Os Domingos nem sempre são como gostaria. No descanso do meu lar a fazer o que bem me aprouver. O de ontem então... Foi sempre a abrir! Isto de sermos as donas e senhoras de tudo o que nos rodeia dá trabalho. E depois é isto, Domingos a trabalhar. A tentar pôr tudo em ordem para a semana que vai começar. Fazer compras de mercearia. Daquelas à séria. Almoçar à pressa num sítio qualquer, pois havia muito para fazer. Arrumar as compras, pôr alguma roupa a lavar, que isto a malta gosta de andar limpinha. Ver o que ela tinha para estudar para os testes desta semana e pegar na descrição de um projecto que estou a fazer. Ainda consegui fazer um bolo o que pela cara de felicidade deles foi o melhor que lhes aconteceu.
 
Mas, ao fim do dia, dei por mim toda curvada, com uma crise de rins que nem de deixava ver bem. Dei por mim com o meu marido a chamar-me para que não passasse a noite no sofá. Dei por mim às 5 da manhã a olhar para o relógio que isto da mudança da hora ainda não "baixou" em mim. Dei por mim já em grande nesta segunda-feira. Que a semana já começou. E vai passar a correr!
 
Dei por mim, aqui, a desejar-vos uma boa segunda feira. Uma boa semana.
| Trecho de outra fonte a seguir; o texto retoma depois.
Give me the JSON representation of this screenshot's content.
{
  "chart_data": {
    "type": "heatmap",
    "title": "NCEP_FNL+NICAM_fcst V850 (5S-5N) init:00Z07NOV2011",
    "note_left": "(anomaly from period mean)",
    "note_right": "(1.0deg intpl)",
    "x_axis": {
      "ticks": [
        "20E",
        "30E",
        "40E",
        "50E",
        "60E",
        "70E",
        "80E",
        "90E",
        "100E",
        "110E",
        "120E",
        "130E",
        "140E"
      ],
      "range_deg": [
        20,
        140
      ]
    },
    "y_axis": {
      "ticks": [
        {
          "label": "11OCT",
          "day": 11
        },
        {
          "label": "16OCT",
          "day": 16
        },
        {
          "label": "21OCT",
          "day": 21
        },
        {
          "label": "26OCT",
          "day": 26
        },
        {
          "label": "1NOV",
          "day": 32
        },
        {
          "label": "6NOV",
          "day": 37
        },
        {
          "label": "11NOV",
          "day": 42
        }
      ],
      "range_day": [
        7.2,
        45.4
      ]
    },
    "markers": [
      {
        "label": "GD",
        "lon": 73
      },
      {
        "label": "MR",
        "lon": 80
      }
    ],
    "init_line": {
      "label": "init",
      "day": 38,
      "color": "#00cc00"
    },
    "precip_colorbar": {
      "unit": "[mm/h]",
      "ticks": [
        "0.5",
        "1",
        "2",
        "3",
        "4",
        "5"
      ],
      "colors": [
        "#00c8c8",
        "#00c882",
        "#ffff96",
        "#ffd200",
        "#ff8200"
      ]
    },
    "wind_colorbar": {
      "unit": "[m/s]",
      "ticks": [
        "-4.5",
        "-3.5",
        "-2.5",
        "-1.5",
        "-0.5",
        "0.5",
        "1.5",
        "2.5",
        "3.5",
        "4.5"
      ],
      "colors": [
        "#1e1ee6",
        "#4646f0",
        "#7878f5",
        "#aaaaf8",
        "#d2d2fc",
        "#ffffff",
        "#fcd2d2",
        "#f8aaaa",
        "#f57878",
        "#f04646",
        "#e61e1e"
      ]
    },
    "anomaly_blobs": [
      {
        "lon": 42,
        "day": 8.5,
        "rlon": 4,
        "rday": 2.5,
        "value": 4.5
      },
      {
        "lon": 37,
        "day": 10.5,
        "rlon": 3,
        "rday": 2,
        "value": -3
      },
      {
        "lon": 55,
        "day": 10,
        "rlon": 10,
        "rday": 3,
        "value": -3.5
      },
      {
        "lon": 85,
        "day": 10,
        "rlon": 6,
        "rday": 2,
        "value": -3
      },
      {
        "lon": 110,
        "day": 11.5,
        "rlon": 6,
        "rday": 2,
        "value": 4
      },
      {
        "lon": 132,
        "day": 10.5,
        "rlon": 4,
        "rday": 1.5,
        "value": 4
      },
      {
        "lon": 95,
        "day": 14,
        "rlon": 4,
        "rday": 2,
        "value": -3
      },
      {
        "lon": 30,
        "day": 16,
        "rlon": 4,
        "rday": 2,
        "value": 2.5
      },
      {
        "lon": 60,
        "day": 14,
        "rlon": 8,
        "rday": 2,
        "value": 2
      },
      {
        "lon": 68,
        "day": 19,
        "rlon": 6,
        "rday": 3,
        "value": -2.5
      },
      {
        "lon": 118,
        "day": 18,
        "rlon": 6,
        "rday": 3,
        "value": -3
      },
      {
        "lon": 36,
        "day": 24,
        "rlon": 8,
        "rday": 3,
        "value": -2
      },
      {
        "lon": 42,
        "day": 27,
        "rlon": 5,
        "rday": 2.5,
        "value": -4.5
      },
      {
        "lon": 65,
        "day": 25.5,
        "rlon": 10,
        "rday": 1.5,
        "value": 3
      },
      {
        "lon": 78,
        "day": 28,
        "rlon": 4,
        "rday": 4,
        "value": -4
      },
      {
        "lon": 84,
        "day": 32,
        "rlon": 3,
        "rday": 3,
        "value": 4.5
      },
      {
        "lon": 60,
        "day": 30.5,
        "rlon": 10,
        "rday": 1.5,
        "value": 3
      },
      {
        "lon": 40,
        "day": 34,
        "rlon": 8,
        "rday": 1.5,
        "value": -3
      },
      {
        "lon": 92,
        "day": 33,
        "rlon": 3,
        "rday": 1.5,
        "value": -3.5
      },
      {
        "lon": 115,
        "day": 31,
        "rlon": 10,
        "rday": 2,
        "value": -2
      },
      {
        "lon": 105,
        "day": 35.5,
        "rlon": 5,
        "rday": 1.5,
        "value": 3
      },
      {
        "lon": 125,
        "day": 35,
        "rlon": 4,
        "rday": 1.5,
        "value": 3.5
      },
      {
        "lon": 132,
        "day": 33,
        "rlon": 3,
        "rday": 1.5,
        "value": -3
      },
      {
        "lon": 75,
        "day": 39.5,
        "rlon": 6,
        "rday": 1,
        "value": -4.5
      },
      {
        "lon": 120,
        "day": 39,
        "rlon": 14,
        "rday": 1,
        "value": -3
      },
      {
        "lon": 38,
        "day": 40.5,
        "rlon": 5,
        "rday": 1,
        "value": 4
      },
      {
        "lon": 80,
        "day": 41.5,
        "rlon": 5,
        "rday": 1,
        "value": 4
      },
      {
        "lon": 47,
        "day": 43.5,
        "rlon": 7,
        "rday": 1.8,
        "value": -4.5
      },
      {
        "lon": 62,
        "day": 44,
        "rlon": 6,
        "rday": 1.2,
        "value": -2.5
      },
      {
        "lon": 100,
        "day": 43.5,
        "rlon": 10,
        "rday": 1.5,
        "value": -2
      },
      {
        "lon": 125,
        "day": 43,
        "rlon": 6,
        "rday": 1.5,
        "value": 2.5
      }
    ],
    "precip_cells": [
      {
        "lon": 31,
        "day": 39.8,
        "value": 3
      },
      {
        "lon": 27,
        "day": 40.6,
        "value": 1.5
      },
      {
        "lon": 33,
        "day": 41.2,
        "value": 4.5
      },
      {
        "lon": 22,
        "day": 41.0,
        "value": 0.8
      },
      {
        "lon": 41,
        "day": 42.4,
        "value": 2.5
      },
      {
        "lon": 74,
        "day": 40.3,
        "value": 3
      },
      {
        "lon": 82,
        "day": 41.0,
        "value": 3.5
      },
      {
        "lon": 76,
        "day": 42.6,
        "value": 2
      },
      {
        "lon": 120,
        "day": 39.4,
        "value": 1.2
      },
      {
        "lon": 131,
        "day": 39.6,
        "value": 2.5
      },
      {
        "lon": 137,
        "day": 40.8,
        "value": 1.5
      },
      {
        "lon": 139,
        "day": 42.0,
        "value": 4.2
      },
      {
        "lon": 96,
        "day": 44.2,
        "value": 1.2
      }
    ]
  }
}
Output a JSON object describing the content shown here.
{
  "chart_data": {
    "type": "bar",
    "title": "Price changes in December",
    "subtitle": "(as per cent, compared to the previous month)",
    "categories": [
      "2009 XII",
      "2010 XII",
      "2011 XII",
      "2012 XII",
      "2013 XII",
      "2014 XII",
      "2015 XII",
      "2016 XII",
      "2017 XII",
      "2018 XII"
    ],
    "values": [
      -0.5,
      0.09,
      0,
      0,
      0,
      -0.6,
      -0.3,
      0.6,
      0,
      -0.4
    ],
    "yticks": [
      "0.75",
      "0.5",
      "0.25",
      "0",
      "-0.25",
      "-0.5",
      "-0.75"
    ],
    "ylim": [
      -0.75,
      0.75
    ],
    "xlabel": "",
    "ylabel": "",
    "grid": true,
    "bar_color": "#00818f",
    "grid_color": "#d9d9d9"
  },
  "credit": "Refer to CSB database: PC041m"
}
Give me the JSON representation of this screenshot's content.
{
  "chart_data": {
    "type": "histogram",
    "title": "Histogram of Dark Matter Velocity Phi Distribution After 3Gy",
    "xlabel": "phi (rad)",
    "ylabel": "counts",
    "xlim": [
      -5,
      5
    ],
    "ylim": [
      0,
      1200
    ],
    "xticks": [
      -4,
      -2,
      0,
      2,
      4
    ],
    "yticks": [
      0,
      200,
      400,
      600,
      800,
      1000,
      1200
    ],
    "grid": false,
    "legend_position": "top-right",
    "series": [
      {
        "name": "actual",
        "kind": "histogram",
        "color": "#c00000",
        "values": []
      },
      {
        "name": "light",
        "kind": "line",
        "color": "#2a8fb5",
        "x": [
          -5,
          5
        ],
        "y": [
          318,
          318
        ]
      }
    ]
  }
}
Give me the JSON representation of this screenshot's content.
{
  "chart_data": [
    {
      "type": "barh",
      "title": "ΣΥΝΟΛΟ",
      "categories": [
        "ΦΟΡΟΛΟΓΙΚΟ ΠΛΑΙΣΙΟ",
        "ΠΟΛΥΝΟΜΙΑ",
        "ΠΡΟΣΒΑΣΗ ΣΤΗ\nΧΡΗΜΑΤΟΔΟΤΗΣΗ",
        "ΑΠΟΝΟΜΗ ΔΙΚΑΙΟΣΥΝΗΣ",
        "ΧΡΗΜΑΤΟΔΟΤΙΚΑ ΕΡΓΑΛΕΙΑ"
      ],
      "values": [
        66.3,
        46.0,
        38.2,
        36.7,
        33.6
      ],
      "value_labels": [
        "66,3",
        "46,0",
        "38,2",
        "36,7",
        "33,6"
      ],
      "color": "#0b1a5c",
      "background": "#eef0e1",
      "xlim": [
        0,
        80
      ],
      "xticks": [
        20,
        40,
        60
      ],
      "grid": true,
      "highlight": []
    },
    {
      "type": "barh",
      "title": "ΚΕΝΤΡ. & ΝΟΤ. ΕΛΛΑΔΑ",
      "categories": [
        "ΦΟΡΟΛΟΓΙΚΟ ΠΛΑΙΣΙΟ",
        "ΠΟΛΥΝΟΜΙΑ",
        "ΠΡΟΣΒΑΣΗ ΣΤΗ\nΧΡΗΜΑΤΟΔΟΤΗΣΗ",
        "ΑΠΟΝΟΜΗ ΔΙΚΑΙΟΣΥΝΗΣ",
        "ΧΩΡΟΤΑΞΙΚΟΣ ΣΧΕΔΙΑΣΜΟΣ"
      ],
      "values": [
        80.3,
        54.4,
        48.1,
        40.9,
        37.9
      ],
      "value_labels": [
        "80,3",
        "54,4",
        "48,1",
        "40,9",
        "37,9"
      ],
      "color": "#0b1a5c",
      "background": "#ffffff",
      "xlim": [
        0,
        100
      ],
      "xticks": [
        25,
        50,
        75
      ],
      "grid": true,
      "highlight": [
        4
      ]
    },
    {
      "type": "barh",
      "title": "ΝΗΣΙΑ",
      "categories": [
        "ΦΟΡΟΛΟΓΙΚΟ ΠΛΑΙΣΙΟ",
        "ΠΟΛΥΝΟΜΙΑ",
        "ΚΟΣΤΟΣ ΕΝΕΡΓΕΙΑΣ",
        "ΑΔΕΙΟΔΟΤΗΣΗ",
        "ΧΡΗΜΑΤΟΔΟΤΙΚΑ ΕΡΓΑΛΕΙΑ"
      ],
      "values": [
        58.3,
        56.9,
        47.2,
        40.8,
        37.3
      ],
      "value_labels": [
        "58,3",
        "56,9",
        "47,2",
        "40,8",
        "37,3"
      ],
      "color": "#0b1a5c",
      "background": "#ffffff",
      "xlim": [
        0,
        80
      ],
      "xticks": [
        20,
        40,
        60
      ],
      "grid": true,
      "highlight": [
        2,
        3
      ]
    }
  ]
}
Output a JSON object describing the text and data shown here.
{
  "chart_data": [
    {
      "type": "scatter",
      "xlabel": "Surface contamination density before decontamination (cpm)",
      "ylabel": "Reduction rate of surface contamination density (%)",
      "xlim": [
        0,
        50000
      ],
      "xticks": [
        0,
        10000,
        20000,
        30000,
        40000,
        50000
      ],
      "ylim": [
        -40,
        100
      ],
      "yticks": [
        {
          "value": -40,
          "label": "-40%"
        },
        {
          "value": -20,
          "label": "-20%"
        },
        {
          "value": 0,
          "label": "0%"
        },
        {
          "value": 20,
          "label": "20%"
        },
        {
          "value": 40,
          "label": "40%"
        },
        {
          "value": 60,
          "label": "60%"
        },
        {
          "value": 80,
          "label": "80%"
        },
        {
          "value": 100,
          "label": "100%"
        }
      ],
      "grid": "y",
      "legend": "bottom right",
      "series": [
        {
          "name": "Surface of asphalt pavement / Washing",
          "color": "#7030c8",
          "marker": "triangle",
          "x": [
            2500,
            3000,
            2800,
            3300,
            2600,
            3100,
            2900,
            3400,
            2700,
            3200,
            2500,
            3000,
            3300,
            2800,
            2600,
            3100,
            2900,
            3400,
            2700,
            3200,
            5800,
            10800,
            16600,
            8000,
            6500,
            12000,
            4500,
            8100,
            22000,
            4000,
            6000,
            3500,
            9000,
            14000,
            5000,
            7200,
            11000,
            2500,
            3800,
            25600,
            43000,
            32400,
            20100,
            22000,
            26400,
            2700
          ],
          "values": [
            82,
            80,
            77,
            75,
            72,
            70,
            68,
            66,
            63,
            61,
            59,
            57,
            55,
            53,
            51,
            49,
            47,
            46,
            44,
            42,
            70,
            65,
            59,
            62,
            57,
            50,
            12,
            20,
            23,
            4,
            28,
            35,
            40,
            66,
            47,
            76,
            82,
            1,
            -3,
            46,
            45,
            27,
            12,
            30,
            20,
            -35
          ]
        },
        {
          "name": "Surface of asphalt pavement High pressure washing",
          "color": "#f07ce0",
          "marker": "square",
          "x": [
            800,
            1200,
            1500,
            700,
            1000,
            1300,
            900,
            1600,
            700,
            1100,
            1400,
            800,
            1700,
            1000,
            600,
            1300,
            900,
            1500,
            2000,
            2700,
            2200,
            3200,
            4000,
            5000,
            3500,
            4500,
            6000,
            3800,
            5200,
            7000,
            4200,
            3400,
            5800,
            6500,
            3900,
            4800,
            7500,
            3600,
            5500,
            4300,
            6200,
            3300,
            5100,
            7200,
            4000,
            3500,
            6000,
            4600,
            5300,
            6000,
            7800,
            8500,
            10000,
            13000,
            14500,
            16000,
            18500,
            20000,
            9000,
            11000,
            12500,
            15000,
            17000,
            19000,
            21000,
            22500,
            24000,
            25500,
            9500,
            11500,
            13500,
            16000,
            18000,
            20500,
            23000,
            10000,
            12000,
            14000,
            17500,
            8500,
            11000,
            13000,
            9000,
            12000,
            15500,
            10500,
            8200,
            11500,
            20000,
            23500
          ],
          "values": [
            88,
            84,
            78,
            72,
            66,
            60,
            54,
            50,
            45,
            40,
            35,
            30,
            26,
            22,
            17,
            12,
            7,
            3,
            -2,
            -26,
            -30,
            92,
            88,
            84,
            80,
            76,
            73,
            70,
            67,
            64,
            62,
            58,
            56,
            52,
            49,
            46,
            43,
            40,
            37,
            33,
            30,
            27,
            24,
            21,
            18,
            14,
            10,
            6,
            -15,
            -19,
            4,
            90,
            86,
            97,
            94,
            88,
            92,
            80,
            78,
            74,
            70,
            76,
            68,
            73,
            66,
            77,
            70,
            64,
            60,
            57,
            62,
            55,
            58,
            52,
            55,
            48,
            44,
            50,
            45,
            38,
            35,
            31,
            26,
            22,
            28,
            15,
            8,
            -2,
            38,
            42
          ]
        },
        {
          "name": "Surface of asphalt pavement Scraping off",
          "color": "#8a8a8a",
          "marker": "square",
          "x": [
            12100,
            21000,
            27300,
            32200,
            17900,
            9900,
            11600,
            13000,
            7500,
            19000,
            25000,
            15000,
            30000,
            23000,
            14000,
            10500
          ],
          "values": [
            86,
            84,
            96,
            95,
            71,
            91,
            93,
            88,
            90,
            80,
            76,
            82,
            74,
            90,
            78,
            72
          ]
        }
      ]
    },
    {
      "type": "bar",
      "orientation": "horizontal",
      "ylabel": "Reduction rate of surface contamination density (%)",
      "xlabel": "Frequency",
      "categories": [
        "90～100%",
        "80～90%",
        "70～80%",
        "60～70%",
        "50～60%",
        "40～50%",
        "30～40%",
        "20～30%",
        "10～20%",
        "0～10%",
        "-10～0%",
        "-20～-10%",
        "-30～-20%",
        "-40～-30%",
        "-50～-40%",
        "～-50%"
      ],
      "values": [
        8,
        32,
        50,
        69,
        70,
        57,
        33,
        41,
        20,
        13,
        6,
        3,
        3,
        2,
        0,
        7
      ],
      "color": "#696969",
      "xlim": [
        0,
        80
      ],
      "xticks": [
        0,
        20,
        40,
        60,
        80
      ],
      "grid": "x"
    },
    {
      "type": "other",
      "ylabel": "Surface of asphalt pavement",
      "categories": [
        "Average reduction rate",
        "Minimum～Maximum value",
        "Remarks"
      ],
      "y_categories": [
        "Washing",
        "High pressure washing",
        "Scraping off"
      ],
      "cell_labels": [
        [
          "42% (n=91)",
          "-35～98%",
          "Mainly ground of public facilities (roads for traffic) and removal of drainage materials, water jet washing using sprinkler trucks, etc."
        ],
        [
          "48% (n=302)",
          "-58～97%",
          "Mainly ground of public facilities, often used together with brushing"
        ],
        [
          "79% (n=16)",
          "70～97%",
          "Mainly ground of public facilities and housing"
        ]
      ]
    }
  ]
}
Dei por mim a pensar Então mas quando é que chega o fim de semana?

quinta-feira, 23 de outubro de 2014

O monstro voltou a atacar!!

Estou que não posso! Lembram-se de ter-vos falado do monstro que é a minha filha? Pois, o monstro voltou a atacar... e, desta vez, não satisfeita com bons resultados, ainda fez o brilharete de ter sido a melhor da turma. É que nem a mudança para uma nova escola, um novo ciclo, um novo sistema de ensino, o facto de ter "n" professores, novos amigos, de estar no jornal da escola e no desporto escolar, abalaram a rapariga!! Então não é que recebeu hoje o primeiro teste que fez, o de matemática, e teve 96%? Então não é que foi a melhor da turma? Então não é que a nossa menina é o elo mais forte?
 
Pelo menos cá de casa, que testes destes, a matemática, nunca foi coisa que eu ou o pai tivéssemos visto! Aliás, de tão lindinho que está o teste, limpinho, com uma carrada de "certos" enormes e perfeitos, até estou a pensar emoldurá-lo! Ahahahahah! Juro que nunca tinha visto um teste de matemática assim!!! :) :)
 
E ela, a malandra, quando me viu no portão da escola bem tentou disfarçar. Mas não conseguiu... vi logo na cara dela que a coisa era boa!! Estamos mesmo MUITO felizes. Todos cá em casa fizemos uma festa. E ela, a minha princesa, é o nosso orgulho...
 
(Tenho cá para mim que um dia vou pagar por isto! Tenho mesmo! Mas enquanto o pau vai e vem aliviam as costas!!)

É uma animação pegada

Alguns de vocês que seguem o Contos com amoras no facebook, sabem que costumo reproduzir as coisas giras que eles vão dizendo diariamente. Às vezes não consigo acompanhar o ritmo e escrever tudo em tempo útil. Outras vezes escrevo num papel ou tento não esquecer-me para registar. A minha memória já não é o que era.
 
Ontem virou-se ela:
- Ó mãe, tu gostavas de ser assim... muito... famosa! Aparecer na televisão muitas vezes??
Eu: Ó filha! A fama sai muito cara...
Ela: O quê? Temos de pagar?
 
Outra:
Ele: Mãe, amanhã quando eu acordar podes pôr a tocar o "Bailando"?
Eu: Então porquê?
Ela: Porque a Isabel (a educadora) disse que devemos acordar bem dispostos!
Eu: Então, mas para isso não precisas de ouvir essa música...
Ele: Preciso sim, mãe! Tu quando ouves isso danças sempre com o pai e ficam bem dispostos!!
 
Tenho dias que são estes momentos o melhor do meu dia. Sem dúvida nenhuma. E este registo que aqui faço e partilho convosco, acaba por ser uma forma de perpetuar estas memórias.